Who knows how this got so out of hand? Was it started by the ever-irritating Empress Sissi, who had an anchor ("Always I dream of the sea," she explained) tattooed onto her shoulder?
Dr Klein herself has resisted getting tattooed: "But sometimes the designs are really quite beautiful – it hurts me to remove them." Not as much as it hurts those who find they no longer require, say, a battle-scene with multi-coloured dragons on their arms and backs. Cleaning this up can involve 20 excruciating sessions, with six to eight weeks between treatments, and will come to thousands of Euros – a good 10 times the cost of what, at the time, seemed like a cool idea.
News of the Neighbours
Hungary’s simmering nationalism and Prime Minister Victor Orbán’s accommodations with the extreme right party Jobbik make for unsettling times for Austrians with property in Hungary – especially farms, but also weekend homes. A few have been mobbed out, with the more-or-less open blessing of the local authorities.

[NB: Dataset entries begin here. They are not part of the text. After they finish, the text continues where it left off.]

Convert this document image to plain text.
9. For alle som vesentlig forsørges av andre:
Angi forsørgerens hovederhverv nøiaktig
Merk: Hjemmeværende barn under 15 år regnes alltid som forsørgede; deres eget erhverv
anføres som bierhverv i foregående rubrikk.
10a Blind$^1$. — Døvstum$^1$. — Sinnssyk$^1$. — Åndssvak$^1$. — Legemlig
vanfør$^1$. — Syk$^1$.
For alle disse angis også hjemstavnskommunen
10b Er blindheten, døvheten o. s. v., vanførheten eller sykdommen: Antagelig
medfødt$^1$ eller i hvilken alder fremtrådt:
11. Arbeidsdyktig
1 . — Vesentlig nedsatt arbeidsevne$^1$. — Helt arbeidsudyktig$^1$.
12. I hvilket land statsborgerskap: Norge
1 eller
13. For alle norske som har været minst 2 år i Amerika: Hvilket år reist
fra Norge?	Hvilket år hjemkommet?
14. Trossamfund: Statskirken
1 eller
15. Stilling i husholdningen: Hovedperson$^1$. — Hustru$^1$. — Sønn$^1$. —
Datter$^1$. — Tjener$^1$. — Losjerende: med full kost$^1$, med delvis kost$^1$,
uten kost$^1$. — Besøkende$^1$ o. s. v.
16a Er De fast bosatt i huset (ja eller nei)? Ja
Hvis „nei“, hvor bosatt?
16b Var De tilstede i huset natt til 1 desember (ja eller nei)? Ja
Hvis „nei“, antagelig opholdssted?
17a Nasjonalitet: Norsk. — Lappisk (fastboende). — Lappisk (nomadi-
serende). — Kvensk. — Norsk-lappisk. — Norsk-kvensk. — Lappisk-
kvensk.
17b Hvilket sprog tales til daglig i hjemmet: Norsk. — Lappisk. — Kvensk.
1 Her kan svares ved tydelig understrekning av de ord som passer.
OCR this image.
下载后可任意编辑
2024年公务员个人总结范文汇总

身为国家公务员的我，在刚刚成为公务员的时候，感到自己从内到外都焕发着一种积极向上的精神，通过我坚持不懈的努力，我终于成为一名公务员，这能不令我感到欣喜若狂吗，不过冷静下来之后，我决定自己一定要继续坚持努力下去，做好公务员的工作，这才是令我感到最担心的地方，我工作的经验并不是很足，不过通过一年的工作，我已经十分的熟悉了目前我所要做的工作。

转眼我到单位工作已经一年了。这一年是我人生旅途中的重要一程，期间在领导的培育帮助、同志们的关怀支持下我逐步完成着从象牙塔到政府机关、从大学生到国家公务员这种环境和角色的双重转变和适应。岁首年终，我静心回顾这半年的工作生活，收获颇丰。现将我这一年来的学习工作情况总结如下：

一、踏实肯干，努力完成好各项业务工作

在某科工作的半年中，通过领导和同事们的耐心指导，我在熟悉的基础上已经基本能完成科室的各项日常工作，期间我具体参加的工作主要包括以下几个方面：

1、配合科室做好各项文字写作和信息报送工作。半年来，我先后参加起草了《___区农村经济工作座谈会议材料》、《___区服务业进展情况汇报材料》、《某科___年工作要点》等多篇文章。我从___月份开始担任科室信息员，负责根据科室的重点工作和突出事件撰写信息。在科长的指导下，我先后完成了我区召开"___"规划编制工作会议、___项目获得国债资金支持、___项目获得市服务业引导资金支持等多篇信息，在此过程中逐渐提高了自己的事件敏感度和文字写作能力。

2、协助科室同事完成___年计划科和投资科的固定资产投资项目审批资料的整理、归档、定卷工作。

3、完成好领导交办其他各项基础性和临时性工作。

But what if you have a palace? Life has not become any easier for the old KuK nobility in Central Europe.
As in Austria – ask Karl Habsburg – Hungary’s deep-rooted snobbery has not extended to playing fair with the former aristos exiled and robbed by the Russians, then by Hungarian Communists. Take Duke Anton II. Esterházy de Galántha – heir only to an abolished title – is permitted to live in three rooms in the now state-owned 18th century Esterháza Palace at Fertöd, just over the Austrian border.
Billed as the Hungarian Versailles, the rococo masterpiece was plundered by Russian troops, left empty and scheduled for demolition. Esterházy, 76, who grew up in Austria and studied in Belgium, has extracted substantial EU grants towards rehabilitating the palace.
But he notes ruefully that the Hungarian branch of the family was offered nothing at all for the Esterházy treasures now in the hands of the state; this includes a large chunk of the national art collection. As for himself, "I’m a kind of show-off piece of old furniture", he told me recently, as he prepared to meet and greet yet another visiting motorcycle club who wanted to have their pictures taken with him.